Description

Efficient Balanced Networks

The brain computes with spikes, and spikes are very costly to metabolism. Yet, the spiking responses of most cortical cells appear extremely noisy, to the extent that the only feature that repeats from trial to trial is the mean firing rate. If that was the case, the most sophisticated of central nervous system, the mammal brain, would be one of the less efficient and reliable in the animal kingdom.  Another prominent feature of cortical networks is that they maintain a tight balance between excitation and inhibition. This balance can result in chaotic dynamics, providing a mechanistic account for such variability. However this does not solve the conundrum of "why" circuits would be organized this way.

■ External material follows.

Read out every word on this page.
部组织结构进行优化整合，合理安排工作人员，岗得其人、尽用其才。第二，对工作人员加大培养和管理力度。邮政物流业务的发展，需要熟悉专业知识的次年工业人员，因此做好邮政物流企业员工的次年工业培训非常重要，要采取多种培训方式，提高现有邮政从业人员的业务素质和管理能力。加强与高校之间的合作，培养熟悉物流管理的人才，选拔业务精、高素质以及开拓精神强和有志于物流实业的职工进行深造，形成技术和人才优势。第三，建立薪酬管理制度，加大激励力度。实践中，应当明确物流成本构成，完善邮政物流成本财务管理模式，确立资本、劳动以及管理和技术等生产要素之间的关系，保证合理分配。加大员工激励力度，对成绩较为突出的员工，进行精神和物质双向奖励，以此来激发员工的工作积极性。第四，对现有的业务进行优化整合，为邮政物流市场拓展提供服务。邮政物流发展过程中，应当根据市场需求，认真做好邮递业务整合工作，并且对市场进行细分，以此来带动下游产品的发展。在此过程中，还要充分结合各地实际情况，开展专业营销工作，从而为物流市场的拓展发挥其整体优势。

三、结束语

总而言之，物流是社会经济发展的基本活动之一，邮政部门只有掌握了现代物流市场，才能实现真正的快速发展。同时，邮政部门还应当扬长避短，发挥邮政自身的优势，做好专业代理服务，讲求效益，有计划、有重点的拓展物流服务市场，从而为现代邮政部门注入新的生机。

Here, we will strongly challenge this view and show that networks that learn to maintain a tight E/I balance converge in fact to state were they represent their stimuli most efficiently, i.e.  they achieve the highest possible accuracy and robustness given the number of spikes they spend.  Thought local, biologically plausible plasticity rules, biophysical entities such as membrane potentials and spikes acquire global functional meaning, constantly monitoring the network performance and correcting its errors.  Neural responses become highly variable, not because they are noisy, but because the population code is highly degenerate: Many different spiking patterns are equivalent in terms of coding. The mammal brain must combine high capacity, high robustness and low metabolic cost. According to our framework,  it results in unpredictable activity at the level of single cells, but extremely reliable population codes.

Finally, borrowing concepts from control theory, we will show that these networks can learn any dynamical systems. For example, they can learn to integrate sensory input, memorize, make decisions, control motor effectors, all based on a relatively small number of example trajectories. The infered learning rules are local and biophysically plausible, and guarrantied to converge to a highly efficient implementation of those tasks. Thus, the number of spikes and population size required are order of magnitude lower (and thus, the capacity order of magnitudes higher) than current rate-based models.